Martin Ling wrote:
> On Mon, May 22, 2000 at 08:19:21AM -0700, James Rogers wrote:
> > On Mon, 22 May 2000, Martin Ling wrote:
> > >
> > > Since when exactly was the level of taxation directly inversely
> > > proportional to how 'free' a country is? Unless one is arguing for a
> > > system of no taxation and public services at all, the specifics seem
> > > somewhat irrelevant.
> > The specifics are entirely relevant. First, the amount of taxation
> > essentially determines how much of your labor is slave labor (adjusted for
> > rate of return, but that typically is pretty damn low). Second, taxation
> > that is tied more closely to service usage is more fair than taxation
> > based on other arbitrary metrics.
> [snip long, but very good example of (non)efficient tax usage]
> I was ambiguous. What I think I meant is that the specifics in terms of
> the percentile figures for taxation are not much use with no
> consideration of how that money is being used (which can be well or
> badly, as you say).
> Once you've decided to allow for some taxation, however (as opposed to
> none at all, as Mike has suggested - and it is a vaild option) it makes
> very little sense to try and compare exactly how much freedom a country
> has removed, via its taxes. There are simply far too many factors.
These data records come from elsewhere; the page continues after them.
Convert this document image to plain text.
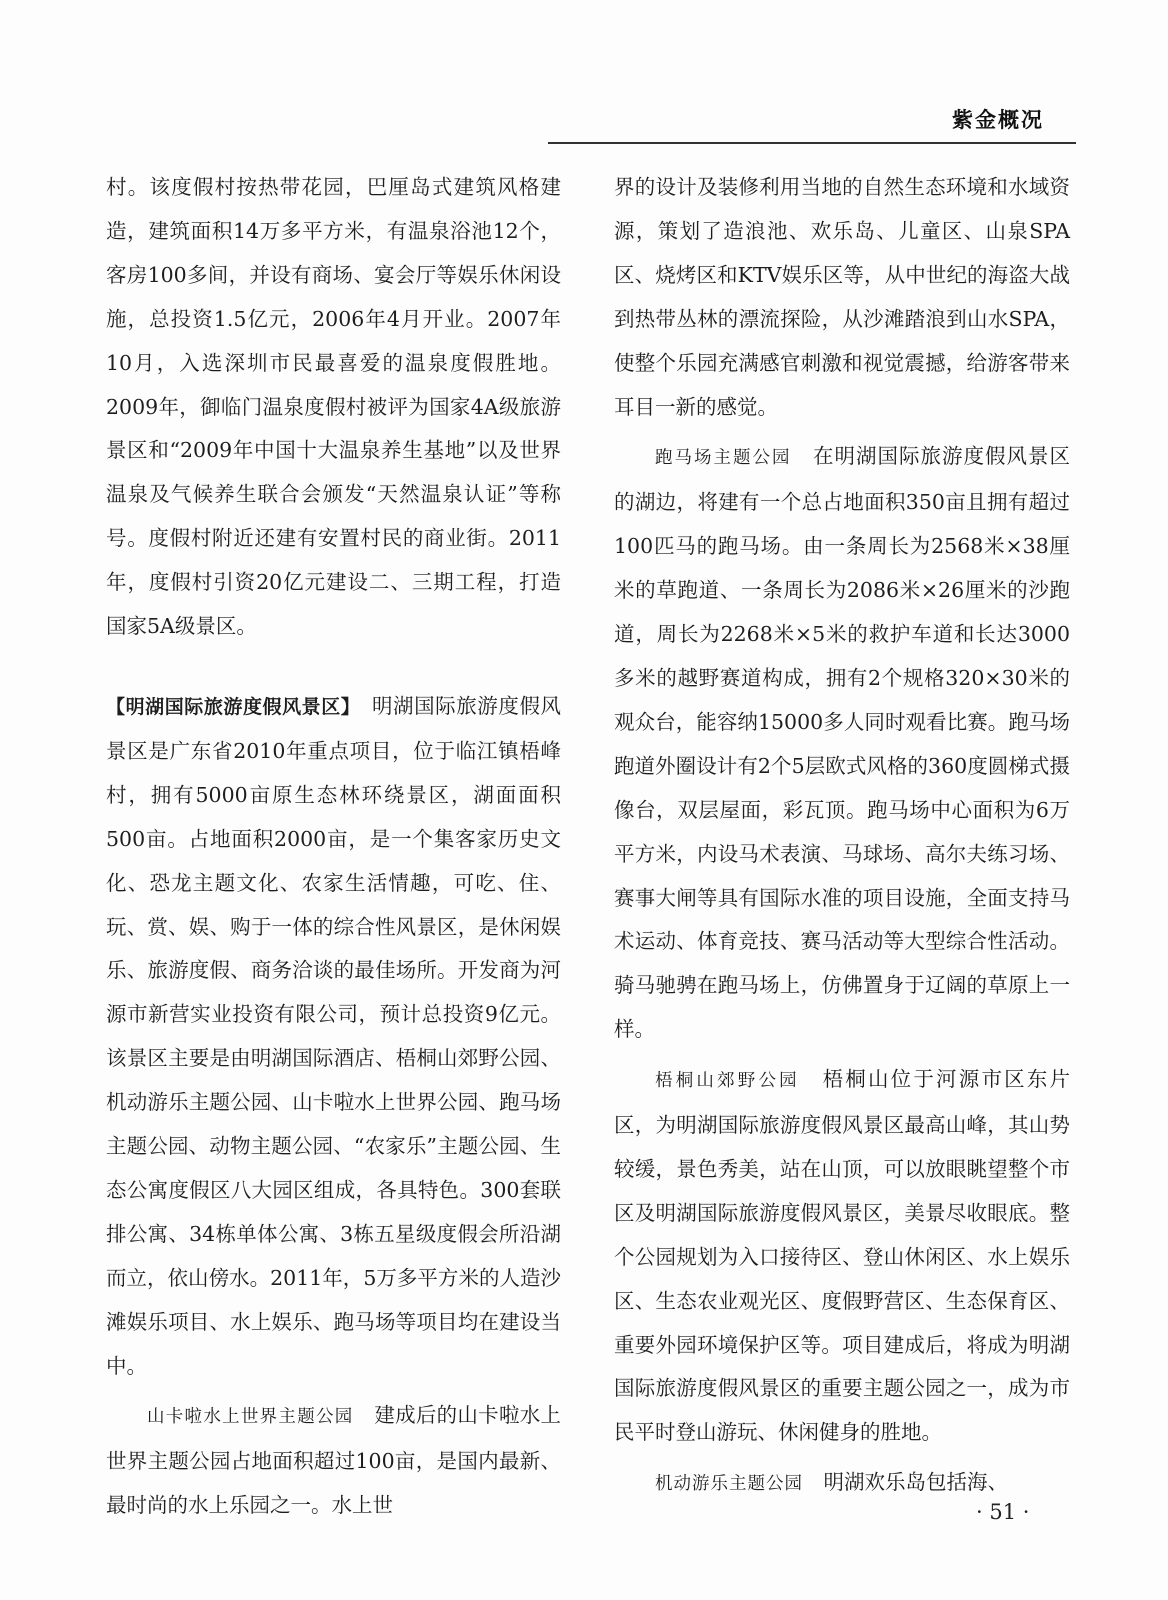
紫金概况

村。该度假村按热带花园，巴厘岛式建筑风格建造，建筑面积14万多平方米，有温泉浴池12个，客房100多间，并设有商场、宴会厅等娱乐休闲设施，总投资1.5亿元，2006年4月开业。2007年10月，入选深圳市民最喜爱的温泉度假胜地。2009年，御临门温泉度假村被评为国家4A级旅游景区和“2009年中国十大温泉养生基地”以及世界温泉及气候养生联合会颁发“天然温泉认证”等称号。度假村附近还建有安置村民的商业街。2011年，度假村引资20亿元建设二、三期工程，打造国家5A级景区。

【明湖国际旅游度假风景区】　 明湖国际旅游度假风景区是广东省2010年重点项目，位于临江镇梧峰村，拥有5000亩原生态林环绕景区，湖面面积500亩。占地面积2000亩，是一个集客家历史文化、恐龙主题文化、农家生活情趣，可吃、住、玩、赏、娱、购于一体的综合性风景区，是休闲娱乐、旅游度假、商务洽谈的最佳场所。开发商为河源市新营实业投资有限公司，预计总投资9亿元。该景区主要是由明湖国际酒店、梧桐山郊野公园、机动游乐主题公园、山卡啦水上世界公园、跑马场主题公园、动物主题公园、“农家乐”主题公园、生态公寓度假区八大园区组成，各具特色。300套联排公寓、34栋单体公寓、3栋五星级度假会所沿湖而立，依山傍水。2011年，5万多平方米的人造沙滩娱乐项目、水上娱乐、跑马场等项目均在建设当中。

山卡啦水上世界主题公园　 建成后的山卡啦水上世界主题公园占地面积超过100亩，是国内最新、最时尚的水上乐园之一。水上世

界的设计及装修利用当地的自然生态环境和水域资源，策划了造浪池、欢乐岛、儿童区、山泉SPA区、烧烤区和KTV娱乐区等，从中世纪的海盗大战到热带丛林的漂流探险，从沙滩踏浪到山水SPA，使整个乐园充满感官刺激和视觉震撼，给游客带来耳目一新的感觉。

跑马场主题公园　 在明湖国际旅游度假风景区的湖边，将建有一个总占地面积350亩且拥有超过100匹马的跑马场。由一条周长为2568米×38厘米的草跑道、一条周长为2086米×26厘米的沙跑道，周长为2268米×5米的救护车道和长达3000多米的越野赛道构成，拥有2个规格320×30米的观众台，能容纳15000多人同时观看比赛。跑马场跑道外圈设计有2个5层欧式风格的360度圆梯式摄像台，双层屋面，彩瓦顶。跑马场中心面积为6万平方米，内设马术表演、马球场、高尔夫练习场、赛事大闸等具有国际水准的项目设施，全面支持马术运动、体育竞技、赛马活动等大型综合性活动。骑马驰骋在跑马场上，仿佛置身于辽阔的草原上一样。

梧桐山郊野公园　 梧桐山位于河源市区东片区，为明湖国际旅游度假风景区最高山峰，其山势较缓，景色秀美，站在山顶，可以放眼眺望整个市区及明湖国际旅游度假风景区，美景尽收眼底。整个公园规划为入口接待区、登山休闲区、水上娱乐区、生态农业观光区、度假野营区、生态保育区、重要外园环境保护区等。项目建成后，将成为明湖国际旅游度假风景区的重要主题公园之一，成为市民平时登山游玩、休闲健身的胜地。

机动游乐主题公园　 明湖欢乐岛包括海、

· 51 ·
Well, the fact is that Charlie is enslaved 40% of the time, while I am
enslaved less than 16% of the time. Which of us is more free? Saying
that the money stolen from Charlie by his masters is spent on his well
being and other fun fun goodies is really irrelevant, because you don't
know if Charlie actually wants everything the government is buying with
his money and is telling him he needs. Considering that government
generally wastes half of what it steals from its citizens, while money
spent by citizens generates money in the economy, not only is it a
benefit to leave it in my hands on a direct one for one basis, but also
indirectly the extra growth in the economy not only increases eveyrone's
income, but total taxes. Taxes here in the US are generally the lowest
they've been for most people for a number of decades, at least on income
tax. Other taxes have creeped up there, though, as I recall, last year
was the first year that the Tax Freedom Day was earlier in the year than
the previous year.
If the money a government takes from you is used in purchasing decisions
you have no say in, then you have lost that freedom. If you could have
used that money to attain greater financial security for yourself, there
is more freedom that you've lost. Every tax dollar is a confiscated
choice. It does not matter if its spent on guns or butter. If the choice
is not in the hands of the citizen, then it is a lost freedom.